Lysophosphatidic acid receptor 3 (LPAR3) regulates ocular surface chloride transport via calcium signaling.

Abstract

Dry eye is a multifactorial disease associated with impaired tear film homeostasis, damaging the ocular surface epithelium. Lysophosphatidic acid receptors (LPARs) are G-protein coupled receptors involved in Ca²⁺ and cAMP signaling via PLC and adenylyl cyclase activation. LPAR activation is involved in cell proliferation and wound healing in human corneal epithelial cells (HCECs) and in neuropathic pain. This study investigates the expression and functions of LPARs in ocular surface epithelial cells. Functional measurements of ocular surface potential difference (OSPD) were done in mice with topically applied, selective LPAR modulators. LPAR3 immunostaining was performed in mouse and human cornea and conjunctiva, and mouse lacrimal gland.
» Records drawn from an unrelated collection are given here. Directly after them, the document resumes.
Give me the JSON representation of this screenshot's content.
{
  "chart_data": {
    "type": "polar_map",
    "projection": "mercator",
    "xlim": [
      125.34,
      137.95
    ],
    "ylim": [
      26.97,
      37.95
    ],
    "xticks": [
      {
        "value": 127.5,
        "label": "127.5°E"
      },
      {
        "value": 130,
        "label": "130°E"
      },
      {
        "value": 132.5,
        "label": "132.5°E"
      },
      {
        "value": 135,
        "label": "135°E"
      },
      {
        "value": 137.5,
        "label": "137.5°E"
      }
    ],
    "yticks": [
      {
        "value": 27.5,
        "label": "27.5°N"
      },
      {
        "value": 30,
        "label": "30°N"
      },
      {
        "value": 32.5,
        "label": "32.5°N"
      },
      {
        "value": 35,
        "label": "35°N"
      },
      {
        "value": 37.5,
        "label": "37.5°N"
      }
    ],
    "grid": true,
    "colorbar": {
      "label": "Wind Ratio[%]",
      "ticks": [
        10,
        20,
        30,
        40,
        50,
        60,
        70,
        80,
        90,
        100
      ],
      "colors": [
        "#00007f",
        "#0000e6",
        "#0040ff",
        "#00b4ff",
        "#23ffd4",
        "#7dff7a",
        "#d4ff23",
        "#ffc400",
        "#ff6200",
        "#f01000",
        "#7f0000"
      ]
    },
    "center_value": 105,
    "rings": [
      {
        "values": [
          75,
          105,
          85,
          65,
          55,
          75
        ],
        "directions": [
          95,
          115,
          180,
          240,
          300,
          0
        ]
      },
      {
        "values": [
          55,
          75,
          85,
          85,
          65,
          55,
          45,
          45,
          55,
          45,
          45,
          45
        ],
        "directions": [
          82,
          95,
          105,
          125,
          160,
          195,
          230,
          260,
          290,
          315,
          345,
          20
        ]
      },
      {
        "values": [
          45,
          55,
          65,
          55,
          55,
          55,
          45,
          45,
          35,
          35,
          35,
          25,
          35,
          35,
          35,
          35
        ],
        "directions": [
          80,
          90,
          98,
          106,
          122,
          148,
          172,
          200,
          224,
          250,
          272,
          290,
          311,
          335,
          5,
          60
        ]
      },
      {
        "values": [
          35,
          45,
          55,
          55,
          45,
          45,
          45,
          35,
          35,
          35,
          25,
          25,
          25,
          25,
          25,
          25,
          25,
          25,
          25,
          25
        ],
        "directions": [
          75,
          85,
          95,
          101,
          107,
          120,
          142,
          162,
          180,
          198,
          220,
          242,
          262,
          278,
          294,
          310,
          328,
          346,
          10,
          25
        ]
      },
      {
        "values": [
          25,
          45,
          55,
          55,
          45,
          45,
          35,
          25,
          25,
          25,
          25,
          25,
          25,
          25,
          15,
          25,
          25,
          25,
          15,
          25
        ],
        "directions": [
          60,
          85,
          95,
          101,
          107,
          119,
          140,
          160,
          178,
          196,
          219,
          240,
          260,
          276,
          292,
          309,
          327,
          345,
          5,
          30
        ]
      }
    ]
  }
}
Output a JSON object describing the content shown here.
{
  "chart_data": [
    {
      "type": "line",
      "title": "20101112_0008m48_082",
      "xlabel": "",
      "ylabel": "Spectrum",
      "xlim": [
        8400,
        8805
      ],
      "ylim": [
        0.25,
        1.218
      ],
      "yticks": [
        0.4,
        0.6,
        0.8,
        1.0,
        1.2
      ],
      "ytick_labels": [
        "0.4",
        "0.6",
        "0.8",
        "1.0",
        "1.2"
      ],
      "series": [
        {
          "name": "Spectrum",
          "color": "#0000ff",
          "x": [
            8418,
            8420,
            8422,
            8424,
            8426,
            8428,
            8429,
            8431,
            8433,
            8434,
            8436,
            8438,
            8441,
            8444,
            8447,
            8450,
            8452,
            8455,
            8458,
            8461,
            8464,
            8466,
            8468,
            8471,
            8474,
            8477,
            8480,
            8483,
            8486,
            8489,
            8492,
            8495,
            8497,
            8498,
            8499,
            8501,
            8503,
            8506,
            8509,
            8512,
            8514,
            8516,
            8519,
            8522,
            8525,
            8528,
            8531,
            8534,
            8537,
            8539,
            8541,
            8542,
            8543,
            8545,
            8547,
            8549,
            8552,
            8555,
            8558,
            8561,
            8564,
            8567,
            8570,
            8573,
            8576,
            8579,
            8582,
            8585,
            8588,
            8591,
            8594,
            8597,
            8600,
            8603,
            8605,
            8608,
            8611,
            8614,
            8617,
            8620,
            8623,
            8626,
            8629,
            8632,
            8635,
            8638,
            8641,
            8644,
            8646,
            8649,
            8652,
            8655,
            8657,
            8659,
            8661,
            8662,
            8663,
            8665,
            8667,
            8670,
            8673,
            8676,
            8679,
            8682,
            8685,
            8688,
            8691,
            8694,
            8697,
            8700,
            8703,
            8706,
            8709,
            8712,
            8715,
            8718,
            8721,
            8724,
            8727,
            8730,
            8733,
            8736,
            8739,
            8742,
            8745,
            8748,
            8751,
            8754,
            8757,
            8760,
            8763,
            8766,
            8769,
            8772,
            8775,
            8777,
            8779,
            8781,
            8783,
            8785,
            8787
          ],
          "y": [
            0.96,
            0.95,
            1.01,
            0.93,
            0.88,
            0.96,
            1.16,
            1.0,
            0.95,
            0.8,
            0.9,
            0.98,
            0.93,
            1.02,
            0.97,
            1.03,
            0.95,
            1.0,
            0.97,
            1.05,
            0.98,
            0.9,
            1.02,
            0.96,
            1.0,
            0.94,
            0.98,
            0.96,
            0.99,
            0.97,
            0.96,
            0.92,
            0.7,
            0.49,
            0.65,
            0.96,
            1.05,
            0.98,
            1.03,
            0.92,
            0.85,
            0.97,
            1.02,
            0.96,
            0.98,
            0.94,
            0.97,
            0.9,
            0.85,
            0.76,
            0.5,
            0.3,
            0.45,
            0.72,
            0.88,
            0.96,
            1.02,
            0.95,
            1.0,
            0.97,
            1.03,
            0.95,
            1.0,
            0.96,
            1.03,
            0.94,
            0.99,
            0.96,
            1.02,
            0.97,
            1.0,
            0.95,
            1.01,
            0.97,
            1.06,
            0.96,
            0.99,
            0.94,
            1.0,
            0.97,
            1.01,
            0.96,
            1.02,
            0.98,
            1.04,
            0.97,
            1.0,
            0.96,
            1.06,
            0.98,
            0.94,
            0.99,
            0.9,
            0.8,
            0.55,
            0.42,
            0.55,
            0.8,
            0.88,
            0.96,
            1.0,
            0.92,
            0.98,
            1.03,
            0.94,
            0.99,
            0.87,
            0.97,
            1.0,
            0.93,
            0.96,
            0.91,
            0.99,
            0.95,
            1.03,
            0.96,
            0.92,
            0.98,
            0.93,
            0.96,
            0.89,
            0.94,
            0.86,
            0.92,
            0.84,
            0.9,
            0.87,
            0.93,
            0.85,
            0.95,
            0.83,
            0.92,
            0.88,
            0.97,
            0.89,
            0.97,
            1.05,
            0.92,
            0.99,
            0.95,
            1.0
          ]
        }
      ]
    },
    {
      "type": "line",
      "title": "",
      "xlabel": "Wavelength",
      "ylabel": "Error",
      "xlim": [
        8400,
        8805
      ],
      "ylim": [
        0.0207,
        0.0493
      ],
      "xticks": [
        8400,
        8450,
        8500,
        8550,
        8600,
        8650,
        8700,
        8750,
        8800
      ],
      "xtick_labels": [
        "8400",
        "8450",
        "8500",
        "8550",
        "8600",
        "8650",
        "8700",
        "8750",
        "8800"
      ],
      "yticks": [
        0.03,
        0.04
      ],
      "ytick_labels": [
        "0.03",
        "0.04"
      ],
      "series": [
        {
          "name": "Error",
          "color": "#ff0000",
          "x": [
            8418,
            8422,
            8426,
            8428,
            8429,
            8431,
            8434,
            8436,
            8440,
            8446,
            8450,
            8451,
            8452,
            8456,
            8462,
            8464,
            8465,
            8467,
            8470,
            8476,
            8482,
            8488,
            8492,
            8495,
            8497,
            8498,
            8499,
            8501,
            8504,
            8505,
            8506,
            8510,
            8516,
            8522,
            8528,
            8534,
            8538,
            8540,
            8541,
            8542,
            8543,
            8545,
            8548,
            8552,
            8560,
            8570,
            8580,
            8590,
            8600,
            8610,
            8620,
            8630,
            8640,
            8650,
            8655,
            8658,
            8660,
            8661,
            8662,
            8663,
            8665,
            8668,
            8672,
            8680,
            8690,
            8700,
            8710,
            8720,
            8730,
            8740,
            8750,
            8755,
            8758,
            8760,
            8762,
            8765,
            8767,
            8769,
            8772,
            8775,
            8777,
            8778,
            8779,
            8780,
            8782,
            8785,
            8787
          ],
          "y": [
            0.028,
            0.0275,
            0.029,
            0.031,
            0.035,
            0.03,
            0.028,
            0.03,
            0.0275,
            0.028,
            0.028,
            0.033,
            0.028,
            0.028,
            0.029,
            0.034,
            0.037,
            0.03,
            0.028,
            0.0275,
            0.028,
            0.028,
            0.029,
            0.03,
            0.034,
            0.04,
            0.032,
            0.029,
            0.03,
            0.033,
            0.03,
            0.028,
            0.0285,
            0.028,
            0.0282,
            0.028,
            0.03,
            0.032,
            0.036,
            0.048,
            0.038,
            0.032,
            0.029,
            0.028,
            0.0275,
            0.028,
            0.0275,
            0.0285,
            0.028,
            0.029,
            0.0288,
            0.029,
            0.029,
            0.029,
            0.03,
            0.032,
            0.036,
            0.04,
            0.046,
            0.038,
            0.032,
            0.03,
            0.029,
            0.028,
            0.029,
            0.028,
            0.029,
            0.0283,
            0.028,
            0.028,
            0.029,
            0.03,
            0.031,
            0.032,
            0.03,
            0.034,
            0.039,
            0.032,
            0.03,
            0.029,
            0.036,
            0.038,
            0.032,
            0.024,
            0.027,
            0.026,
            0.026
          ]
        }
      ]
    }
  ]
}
LPAR-induced Ca²⁺ signaling was studied in primary and immortalized HCECs. The general LPAR agonist, linoleoyl LPA, and the LPAR3 selective agonist, 2S-OMPT, stimulated ocular surface Cl^- secretion via Ca²⁺-activated Cl^- channels (CaCCs). LPAR3 was expressed in the corneal and conjunctival epithelia of mice and humans, as well as in mouse lacrimal gland. Activation of LPAR and LPAR3 in HCECs transiently elevated intracellular Ca²⁺ through the Gq/PLC signaling pathway. LPAR3 agonists may potentially have therapeutic efficacy in ocular surface diseases, including dry eye disease.